京都新聞・神戸新聞・産経新聞に河合塾によるコラム連載(第6回)
2021年10月14日
京都新聞、神戸新聞と産経新聞に、京都大・大阪大・神戸大など関西の難関大受験をテーマとしたコラムの連載しています。本連載では、河合塾近畿地区の講師やスタッフが難関大受験に役立つ情報をお届けします。
今回ご紹介する第6回目は、河合塾数学科講師の涌谷先生が大阪大学入試の数学を振り返ります。
大阪大学入試の数学を振り返る ~「難問の数学」易しくなった~
大阪大学の数学の入試問題の歴史は難問の歴史。そう言ってよいくらい従来は受験生を悩ませる難問が出題されてきました。ところが昨年度の入試では、数学の試験が大幅に易しくなり、1年前に書いた拙稿では「次は元に戻るぞ説」を推しておきました。
今年度、ふたを開ければ難易度は元には戻らず私の予想はハズレ。昨年よりはやや難しくなったものの、以前のような難問は姿を見せず、穏やかだけど受験生が躓きやすいポイントを散りばめた「差のつく」試験だったように思います。阪大伝統の空間図形の問題は一般的な参考書にありそうな普通の問題でしたし、理系の入試における微積分の計算量も従来の試験よりは少なめ(考え方は少し難しいものもありましたが)。しかし特に数学IIIの演習量が不足しがちな現役生にとっては、これでも十分手強いものだったはずです。
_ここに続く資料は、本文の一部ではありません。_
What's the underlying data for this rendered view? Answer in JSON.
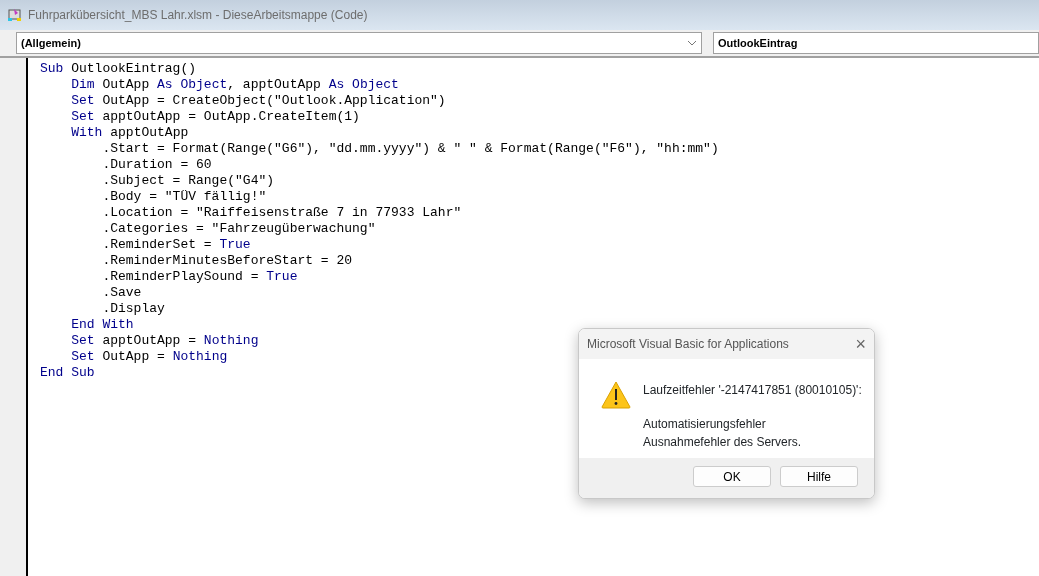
{
  "window": {
    "title": "Fuhrparkübersicht_MBS Lahr.xlsm - DieseArbeitsmappe (Code)"
  },
  "object_dropdown": {
    "value": "(Allgemein)"
  },
  "procedure_dropdown": {
    "value": "OutlookEintrag"
  },
  "code_lines": [
    {
      "tokens": [
        {
          "kind": "keyword",
          "text": "Sub"
        },
        {
          "kind": "text",
          "text": " OutlookEintrag()"
        }
      ],
      "children": [
        {
          "tokens": [
            {
              "kind": "keyword",
              "text": "Dim"
            },
            {
              "kind": "text",
              "text": " OutApp "
            },
            {
              "kind": "keyword",
              "text": "As Object"
            },
            {
              "kind": "text",
              "text": ", apptOutApp "
            },
            {
              "kind": "keyword",
              "text": "As Object"
            }
          ]
        },
        {
          "tokens": [
            {
              "kind": "keyword",
              "text": "Set"
            },
            {
              "kind": "text",
              "text": " OutApp = CreateObject(\"Outlook.Application\")"
            }
          ]
        },
        {
          "tokens": [
            {
              "kind": "keyword",
              "text": "Set"
            },
            {
              "kind": "text",
              "text": " apptOutApp = OutApp.CreateItem(1)"
            }
          ]
        },
        {
          "tokens": [
            {
              "kind": "keyword",
              "text": "With"
            },
            {
              "kind": "text",
              "text": " apptOutApp"
            }
          ],
          "children": [
            {
              "tokens": [
                {
                  "kind": "text",
                  "text": ".Start = Format(Range(\"G6\"), \"dd.mm.yyyy\") & \" \" & Format(Range(\"F6\"), \"hh:mm\")"
                }
              ]
            },
            {
              "tokens": [
                {
                  "kind": "text",
                  "text": ".Duration = 60"
                }
              ]
            },
            {
              "tokens": [
                {
                  "kind": "text",
                  "text": ".Subject = Range(\"G4\")"
                }
              ]
            },
            {
              "tokens": [
                {
                  "kind": "text",
                  "text": ".Body = \"TÜV fällig!\""
                }
              ]
            },
            {
              "tokens": [
                {
                  "kind": "text",
                  "text": ".Location = \"Raiffeisenstraße 7 in 77933 Lahr\""
                }
              ]
            },
            {
              "tokens": [
                {
                  "kind": "text",
                  "text": ".Categories = \"Fahrzeugüberwachung\""
                }
              ]
            },
            {
              "tokens": [
                {
                  "kind": "text",
                  "text": ".ReminderSet = "
                },
                {
                  "kind": "keyword",
                  "text": "True"
                }
              ]
            },
            {
              "tokens": [
                {
                  "kind": "text",
                  "text": ".ReminderMinutesBeforeStart = 20"
                }
              ]
            },
            {
              "tokens": [
                {
                  "kind": "text",
                  "text": ".ReminderPlaySound = "
                },
                {
                  "kind": "keyword",
                  "text": "True"
                }
              ]
            },
            {
              "tokens": [
                {
                  "kind": "text",
                  "text": ".Save"
                }
              ]
            },
            {
              "tokens": [
                {
                  "kind": "text",
                  "text": ".Display"
                }
              ]
            }
          ]
        },
        {
          "tokens": [
            {
              "kind": "keyword",
              "text": "End With"
            }
          ]
        },
        {
          "tokens": [
            {
              "kind": "keyword",
              "text": "Set"
            },
            {
              "kind": "text",
              "text": " apptOutApp = "
            },
            {
              "kind": "keyword",
              "text": "Nothing"
            }
          ]
        },
        {
          "tokens": [
            {
              "kind": "keyword",
              "text": "Set"
            },
            {
              "kind": "text",
              "text": " OutApp = "
            },
            {
              "kind": "keyword",
              "text": "Nothing"
            }
          ]
        }
      ]
    },
    {
      "tokens": [
        {
          "kind": "keyword",
          "text": "End Sub"
        }
      ]
    }
  ],
  "dialog": {
    "title": "Microsoft Visual Basic for Applications",
    "close": "×",
    "heading": "Laufzeitfehler '-2147417851 (80010105)':",
    "message_lines": [
      "Automatisierungsfehler",
      "Ausnahmefehler des Servers."
    ],
    "buttons": [
      "OK",
      "Hilfe"
    ]
  }
}
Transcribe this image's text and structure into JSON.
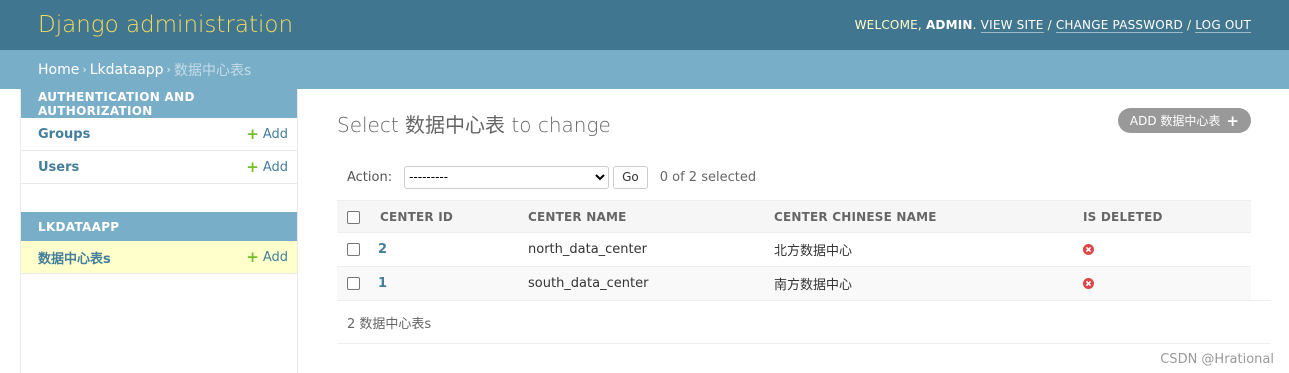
{
  "header": {
    "site_name": "Django administration",
    "welcome": "WELCOME,",
    "username": "ADMIN",
    "view_site": "VIEW SITE",
    "change_password": "CHANGE PASSWORD",
    "log_out": "LOG OUT"
  },
  "breadcrumbs": {
    "home": "Home",
    "app": "Lkdataapp",
    "current": "数据中心表s",
    "separator": "›"
  },
  "sidebar": {
    "modules": [
      {
        "caption": "AUTHENTICATION AND AUTHORIZATION",
        "models": [
          {
            "name": "Groups",
            "add": "Add"
          },
          {
            "name": "Users",
            "add": "Add"
          }
        ]
      },
      {
        "caption": "LKDATAAPP",
        "models": [
          {
            "name": "数据中心表s",
            "add": "Add"
          }
        ]
      }
    ]
  },
  "content": {
    "title": "Select 数据中心表 to change",
    "add_button": "ADD 数据中心表",
    "action_label": "Action:",
    "action_selected": "---------",
    "go_label": "Go",
    "selected_count": "0 of 2 selected",
    "columns": [
      "CENTER ID",
      "CENTER NAME",
      "CENTER CHINESE NAME",
      "IS DELETED"
    ],
    "rows": [
      {
        "id": "2",
        "name": "north_data_center",
        "chinese_name": "北方数据中心",
        "is_deleted": "false"
      },
      {
        "id": "1",
        "name": "south_data_center",
        "chinese_name": "南方数据中心",
        "is_deleted": "false"
      }
    ],
    "paginator": "2 数据中心表s"
  },
  "watermark": "CSDN @Hrational",
  "colors": {
    "header_bg": "#417690",
    "breadcrumb_bg": "#79aec8",
    "site_name": "#f5dd5d",
    "link": "#447e9b",
    "add_plus": "#70bf2b",
    "deleted_icon": "#dd4646"
  }
}
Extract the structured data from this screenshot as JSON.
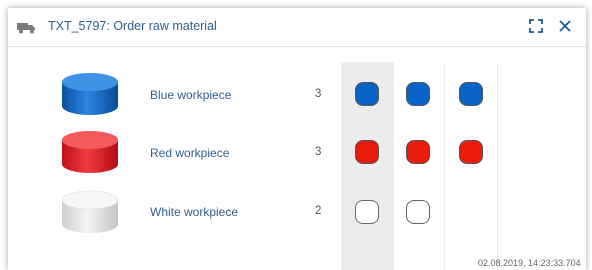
{
  "window": {
    "title": "TXT_5797: Order raw material",
    "icons": {
      "title_icon": "truck-icon",
      "expand": "expand-icon",
      "close": "close-icon"
    }
  },
  "rows": [
    {
      "label": "Blue workpiece",
      "count": "3",
      "color": "#0a64c8",
      "filled": 3
    },
    {
      "label": "Red workpiece",
      "count": "3",
      "color": "#ea1c0c",
      "filled": 3
    },
    {
      "label": "White workpiece",
      "count": "2",
      "color": "#ffffff",
      "filled": 2
    }
  ],
  "timestamp": "02.08.2019, 14:23:33.704",
  "colors": {
    "accent": "#2f5f8a"
  }
}
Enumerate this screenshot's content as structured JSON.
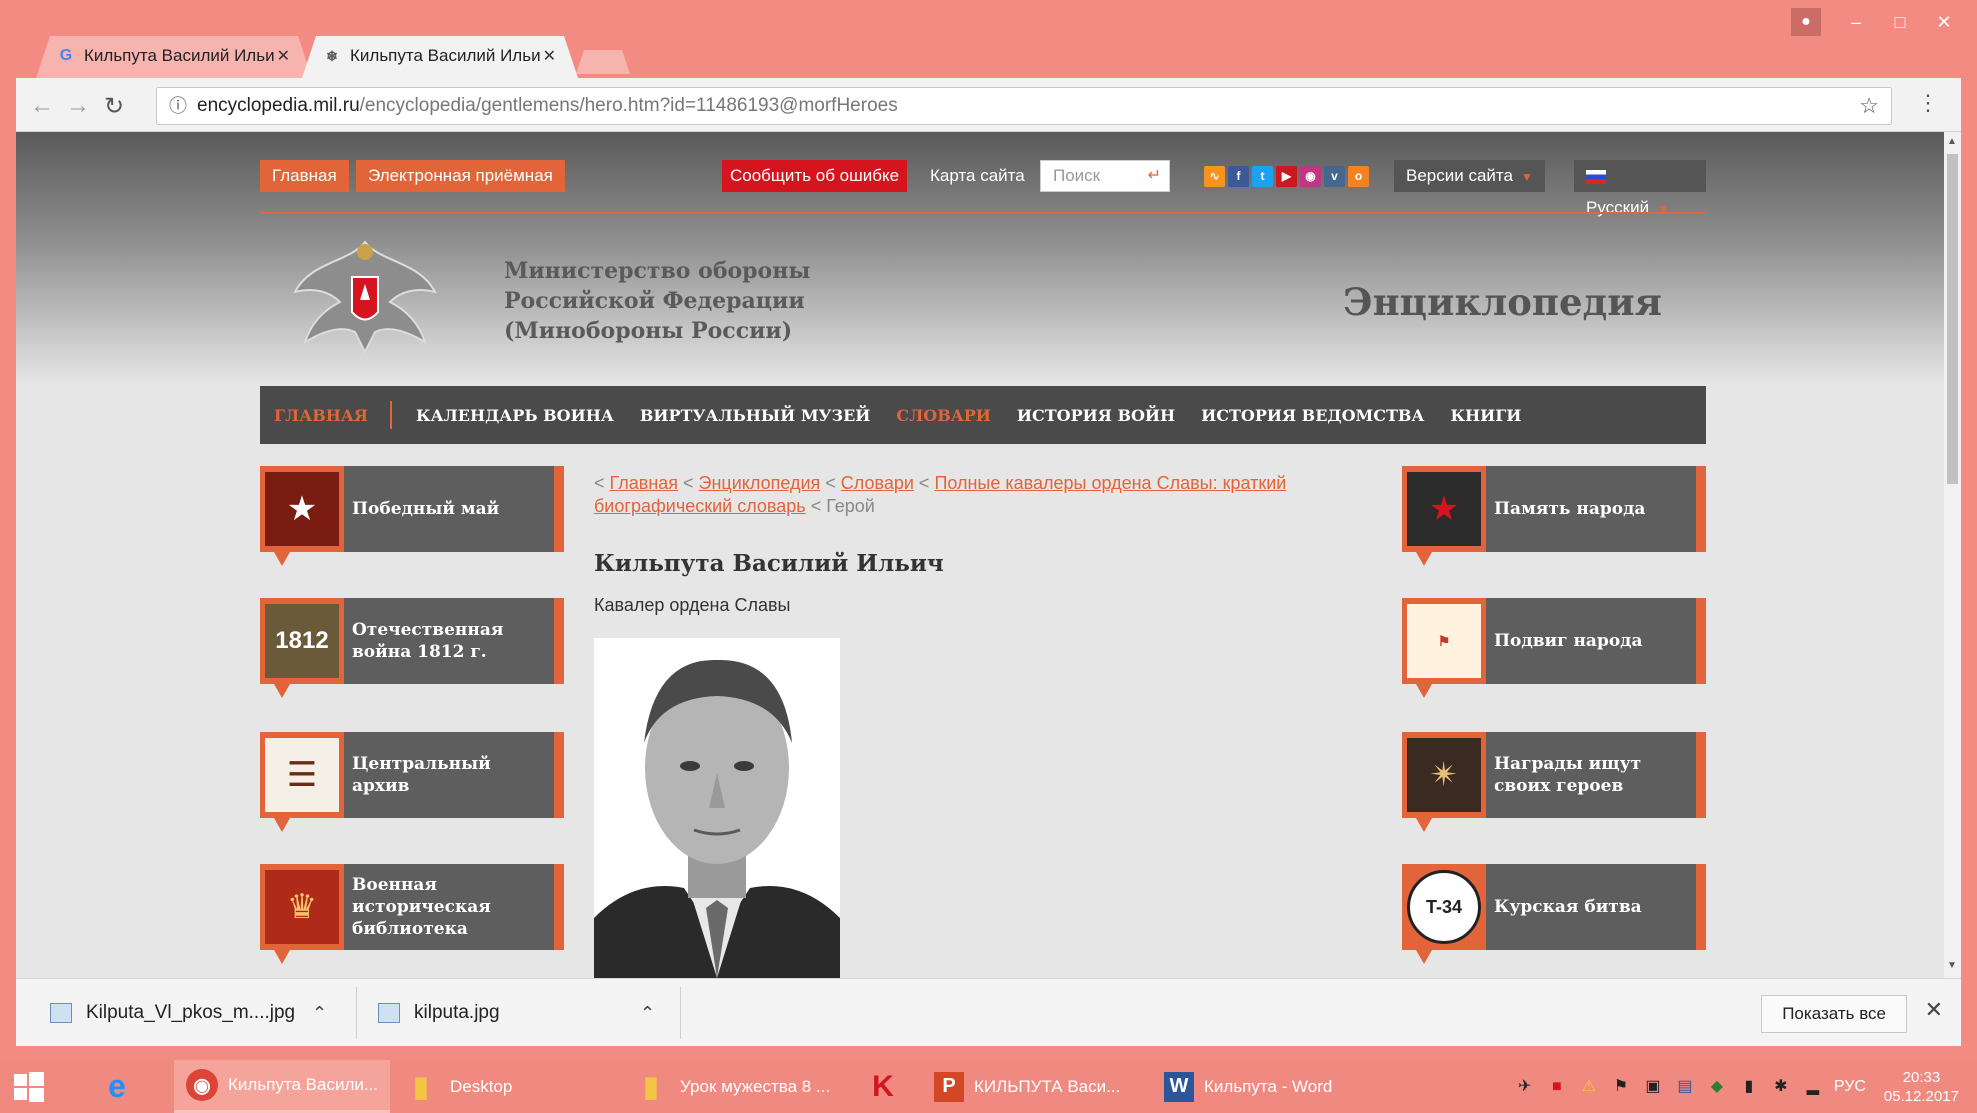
{
  "browser": {
    "tabs": [
      {
        "title": "Кильпута Василий Ильи",
        "favicon": "google-g-icon",
        "active": false
      },
      {
        "title": "Кильпута Василий Ильи",
        "favicon": "ministry-emblem-icon",
        "active": true
      }
    ],
    "url_host": "encyclopedia.mil.ru",
    "url_path": "/encyclopedia/gentlemens/hero.htm?id=11486193@morfHeroes"
  },
  "site": {
    "top_links": [
      "Главная",
      "Электронная приёмная"
    ],
    "report_error": "Сообщить об ошибке",
    "sitemap": "Карта сайта",
    "search_placeholder": "Поиск",
    "versions": "Версии сайта",
    "language": "Русский",
    "ministry_lines": [
      "Министерство обороны",
      "Российской Федерации",
      "(Минобороны России)"
    ],
    "section_title": "Энциклопедия",
    "nav": [
      {
        "label": "ГЛАВНАЯ",
        "accent": true
      },
      {
        "label": "КАЛЕНДАРЬ ВОИНА",
        "accent": false
      },
      {
        "label": "ВИРТУАЛЬНЫЙ МУЗЕЙ",
        "accent": false
      },
      {
        "label": "СЛОВАРИ",
        "accent": true
      },
      {
        "label": "ИСТОРИЯ ВОЙН",
        "accent": false
      },
      {
        "label": "ИСТОРИЯ ВЕДОМСТВА",
        "accent": false
      },
      {
        "label": "КНИГИ",
        "accent": false
      }
    ],
    "left_tiles": [
      "Победный май",
      "Отечественная война 1812 г.",
      "Центральный архив",
      "Военная историческая библиотека"
    ],
    "right_tiles": [
      "Память народа",
      "Подвиг народа",
      "Награды ищут своих героев",
      "Курская битва"
    ],
    "breadcrumbs": {
      "home": "Главная",
      "encyclopedia": "Энциклопедия",
      "dictionaries": "Словари",
      "dictionary": "Полные кавалеры ордена Славы: краткий биографический словарь",
      "current": "Герой"
    },
    "hero_name": "Кильпута Василий Ильич",
    "hero_subtitle": "Кавалер ордена Славы"
  },
  "downloads": {
    "items": [
      "Kilputa_Vl_pkos_m....jpg",
      "kilputa.jpg"
    ],
    "show_all": "Показать все"
  },
  "taskbar": {
    "items": [
      "Кильпута Васили...",
      "Desktop",
      "Урок мужества 8 ...",
      "КИЛЬПУТА Васи...",
      "Кильпута - Word"
    ],
    "lang": "РУС",
    "time": "20:33",
    "date": "05.12.2017"
  },
  "colors": {
    "accent": "#e2643a",
    "nav_bg": "#4a4a4a",
    "error_red": "#d4141e",
    "window_frame": "#f28b82"
  }
}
さあこうなると、また大学側の意図を汲み取ろうとするのが我々予備校講師の習性のようなもの。「やはり一過性のものでは?」「コロナ禍を意識して控えめにしたのでは?」「従来の試験では差がつかなかった反省から入試改革をしようと模索しているのでは?」など様々な予想があります。筆者自身はもしかしたら改革をしようと試みているのではないかと思っていますが、これはあくまで予想です。
受験生の皆さんは、あれこれ予想をしないことの方がむしろ大切だろうと思います。過去の情報に過度に振り回されてはいけません(もちろん完全に無視してもいけませんが)。確固たる数学の力、すなわち与えられた状況を正確に把握し、それを数学の言葉で表現し直し、適切な道具を選択し道筋を構築し、正確かつ素早い計算を実行し、得られた成果を伝わりやすい文章で表現する。その力を身につければ十分なのです。阪大は難問揃いの時代から一貫してその力を受験生に要求してきたのですから。これは易しくなったここ2年間の試験でも決して変化していません。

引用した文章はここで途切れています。